This is a part of the FESCo Elections Interviews series. Voting is open to all Fedora contributors. The voting period starts on Thursday, 6 June and closes promptly at 23:59:59 UTC on Thursday, 20 June 2019.

Interview with Jeremy Cline

  • Fedora Account: jcline
  • IRC: jcline (found in #fedora-admin, #fedora-apps, #fedora-kernel, #fedora-devel)
  • Fedora User Wiki Page


Describe some of the important technical issues you foresee affecting the Fedora community. What insight do you bring to these issues?

I think the largest technical issue the Fedora community currently faces is testing. The continuous integration effort was a good start, but there are many challenges that remain unsolved at this juncture. These include (but are not limited to) easy-to-produce-on-your-development-machine artifacts so testing locally is the same as testing in CI, the fast production of those artifacts so CI can report problems in a timely manner, and a great user experience around the testing infrastructure and test results.

What objectives or goals should FESCo focus on to help keep Fedora on the cutting edge of open source development?
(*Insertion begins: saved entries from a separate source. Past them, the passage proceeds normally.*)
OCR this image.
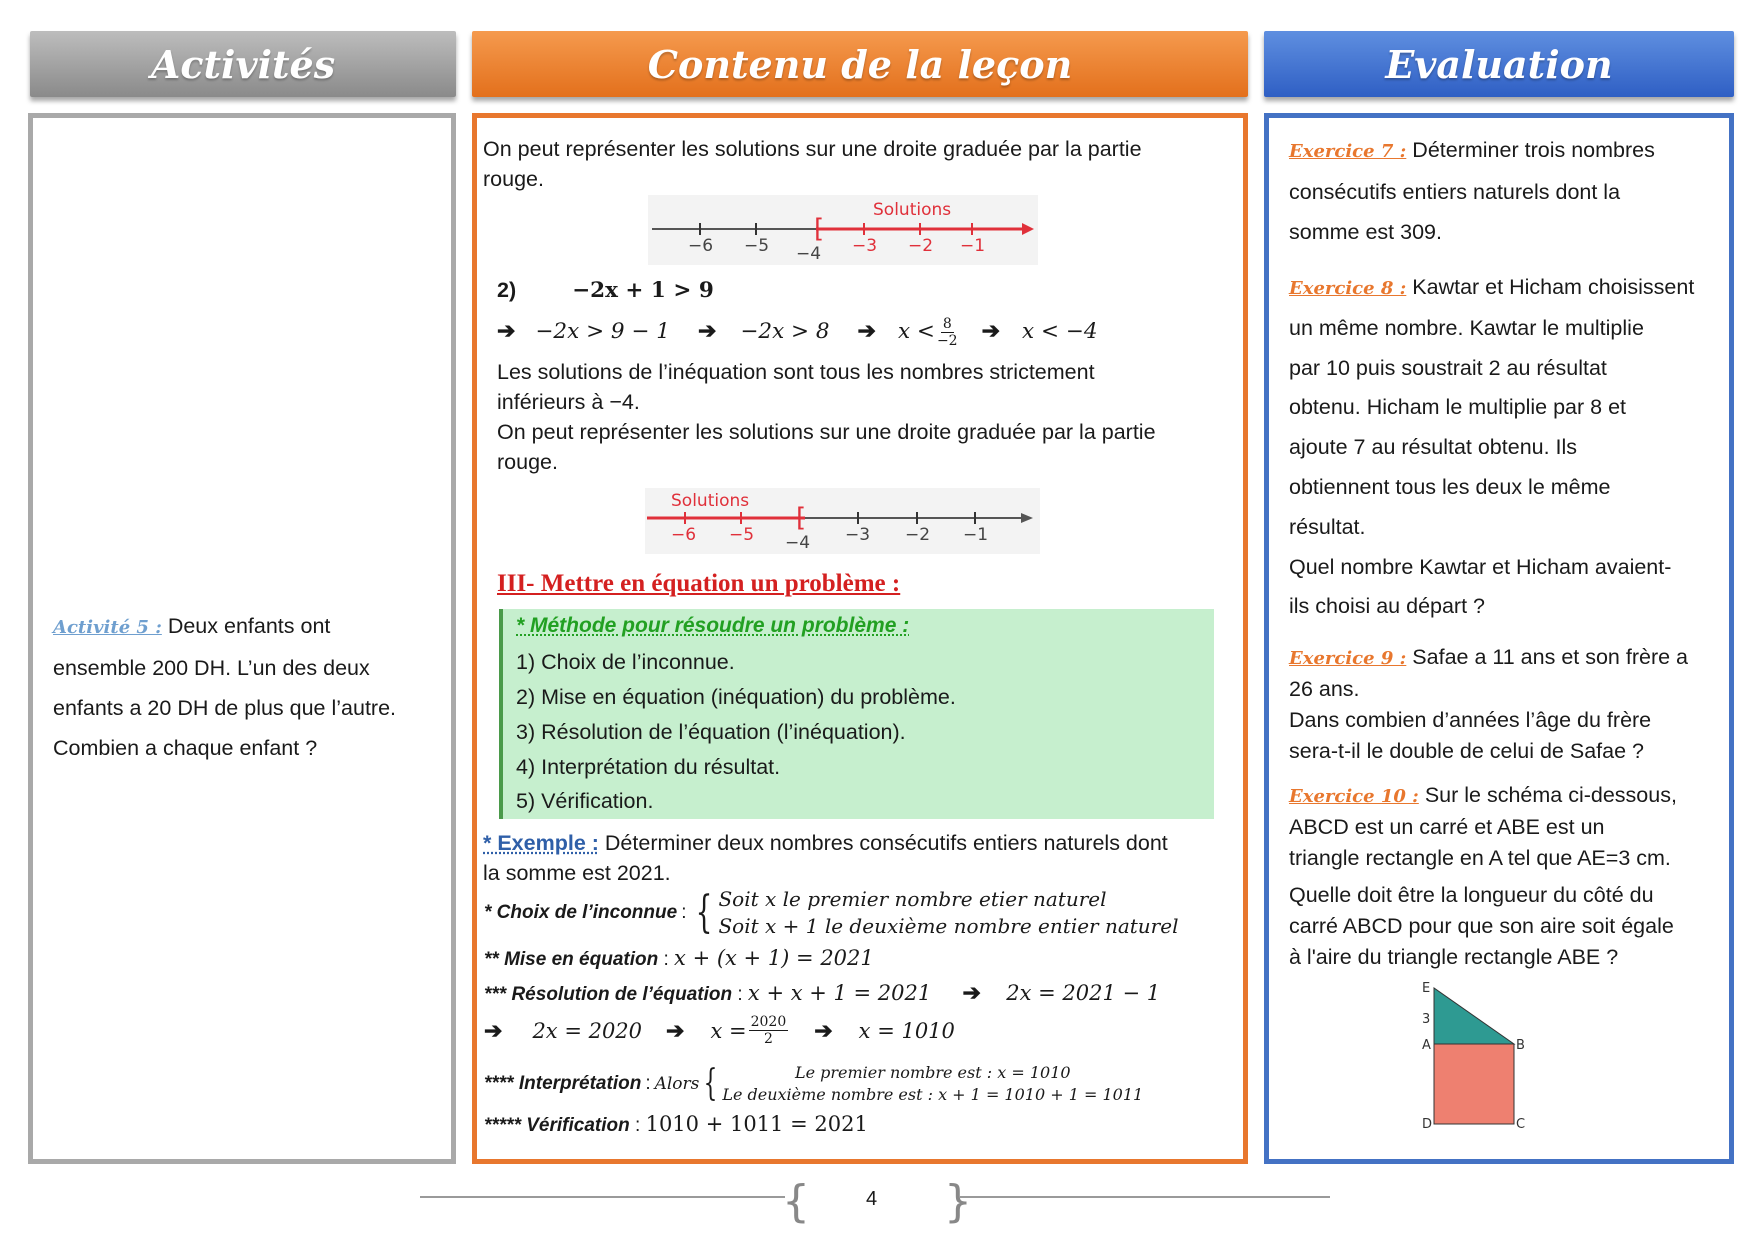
Activités	Contenu de la leçon	Evaluation
Activité 5 : Deux enfants ont
ensemble 200 DH. L’un des deux
enfants a 20 DH de plus que l’autre.
Combien a chaque enfant ?
On peut représenter les solutions sur une droite graduée par la partie
rouge.
[
Solutions
−6 −5 −4 −3 −2 −1
2)	−2x + 1 > 9
➔ −2x > 9 − 1 ➔ −2x > 8 ➔ $x < \frac{8}{-2}$ ➔ x < −4
Les solutions de l’inéquation sont tous les nombres strictement
inférieurs à −4.
On peut représenter les solutions sur une droite graduée par la partie
rouge.
[
Solutions
−6 −5 −4 −3 −2 −1
III- Mettre en équation un problème :
* Méthode pour résoudre un problème :
1) Choix de l’inconnue.
2) Mise en équation (inéquation) du problème.
3) Résolution de l’équation (l’inéquation).
4) Interprétation du résultat.
5) Vérification.
* Exemple : Déterminer deux nombres consécutifs entiers naturels dont
la somme est 2021.
* Choix de l’inconnue : { Soit x le premier nombre etier naturel
Soit x + 1 le deuxième nombre entier naturel
** Mise en équation : x + (x + 1) = 2021
*** Résolution de l’équation : x + x + 1 = 2021 ➔ 2x = 2021 − 1
➔ 2x = 2020 ➔ $x = \frac{2020}{2}$ ➔ x = 1010
**** Interprétation : Alors {	Le premier nombre est : x = 1010
Le deuxième nombre est : x + 1 = 1010 + 1 = 1011
***** Vérification : 1010 + 1011 = 2021
Exercice 7 : Déterminer trois nombres
consécutifs entiers naturels dont la
somme est 309.
Exercice 8 : Kawtar et Hicham choisissent
un même nombre. Kawtar le multiplie
par 10 puis soustrait 2 au résultat
obtenu. Hicham le multiplie par 8 et
ajoute 7 au résultat obtenu. Ils
obtiennent tous les deux le même
résultat.
Quel nombre Kawtar et Hicham avaient-
ils choisi au départ ?
Exercice 9 : Safae a 11 ans et son frère a
26 ans.
Dans combien d’années l’âge du frère
sera-t-il le double de celui de Safae ?
Exercice 10 : Sur le schéma ci-dessous,
ABCD est un carré et ABE est un
triangle rectangle en A tel que AE=3 cm.
Quelle doit être la longueur du côté du
carré ABCD pour que son aire soit égale
à l'aire du triangle rectangle ABE ?
E
3
A	B
C
D
{	}
4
Fedora needs to ensure it’s the easiest distribution to get involved in. All distributions have problems and there’s a limited number of people interested enough to try to fix those problems. We need to ensure we create as few barriers as we possibly can every step of the way.

The work around CI/CD, reducing compose time, and gating Rawhide on automated tests are all steps in the right direction. It’s critically important that we focus on the user experience when introducing these new tools and that we not regress in terms of ease of use.
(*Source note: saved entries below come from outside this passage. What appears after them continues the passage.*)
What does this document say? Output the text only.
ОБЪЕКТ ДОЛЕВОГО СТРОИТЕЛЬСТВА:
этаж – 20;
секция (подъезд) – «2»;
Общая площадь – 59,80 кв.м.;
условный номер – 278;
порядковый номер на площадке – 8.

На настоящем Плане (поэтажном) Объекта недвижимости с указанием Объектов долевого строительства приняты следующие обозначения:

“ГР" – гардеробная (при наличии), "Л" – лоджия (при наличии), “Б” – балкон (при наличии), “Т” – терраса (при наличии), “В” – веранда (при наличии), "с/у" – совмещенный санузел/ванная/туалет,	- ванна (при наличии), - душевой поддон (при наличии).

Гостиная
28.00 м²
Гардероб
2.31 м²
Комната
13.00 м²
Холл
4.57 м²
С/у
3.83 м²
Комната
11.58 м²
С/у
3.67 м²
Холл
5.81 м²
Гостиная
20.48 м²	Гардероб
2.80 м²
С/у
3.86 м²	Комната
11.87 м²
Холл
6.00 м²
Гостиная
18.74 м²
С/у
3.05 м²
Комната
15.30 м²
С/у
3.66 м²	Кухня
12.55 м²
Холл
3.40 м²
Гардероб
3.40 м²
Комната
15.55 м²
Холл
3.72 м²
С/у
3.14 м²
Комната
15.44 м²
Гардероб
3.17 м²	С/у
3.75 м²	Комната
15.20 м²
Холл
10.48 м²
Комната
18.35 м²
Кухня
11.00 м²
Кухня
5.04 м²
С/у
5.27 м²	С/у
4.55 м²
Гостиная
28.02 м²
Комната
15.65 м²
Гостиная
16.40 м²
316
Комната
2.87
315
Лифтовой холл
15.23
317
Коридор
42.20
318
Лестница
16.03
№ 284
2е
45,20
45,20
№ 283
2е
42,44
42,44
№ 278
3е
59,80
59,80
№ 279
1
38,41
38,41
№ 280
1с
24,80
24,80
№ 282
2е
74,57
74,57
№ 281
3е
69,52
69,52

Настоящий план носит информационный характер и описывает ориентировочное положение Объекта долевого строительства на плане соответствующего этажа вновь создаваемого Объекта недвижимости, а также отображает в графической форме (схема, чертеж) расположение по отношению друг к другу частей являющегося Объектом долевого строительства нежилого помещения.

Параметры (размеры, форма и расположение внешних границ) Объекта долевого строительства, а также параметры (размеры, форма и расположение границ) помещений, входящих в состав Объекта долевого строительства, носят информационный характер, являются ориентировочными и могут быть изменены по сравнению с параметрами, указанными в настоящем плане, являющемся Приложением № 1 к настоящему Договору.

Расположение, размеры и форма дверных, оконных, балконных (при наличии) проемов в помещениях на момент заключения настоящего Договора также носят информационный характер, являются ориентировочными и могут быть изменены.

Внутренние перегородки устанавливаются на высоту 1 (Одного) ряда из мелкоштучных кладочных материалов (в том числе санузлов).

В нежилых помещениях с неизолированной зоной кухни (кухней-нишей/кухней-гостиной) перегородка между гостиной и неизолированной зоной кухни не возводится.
What are the areas of the distribution and our processes that, in your opinion, need improvement the most? Do you have any ideas how FESCo would be able to help in those “trouble spots”?

More than anything, I’d love to see the CI/CD experience become smooth enough and offer enough obvious benefits that it’s more common to find packages with a solid set of tests than a package with no tests. Unfortunately I don’t think that’s the case yet.

I do think FESCo needs to be more cautious about allowing changes that negatively impact the Fedora contributor’s user experience, although I do think the choices that have be made recently were reasonable choices at the time and there wasn’t a great way to know how much trouble they would cause. This is, of course, easy to say with the gift of hindsight.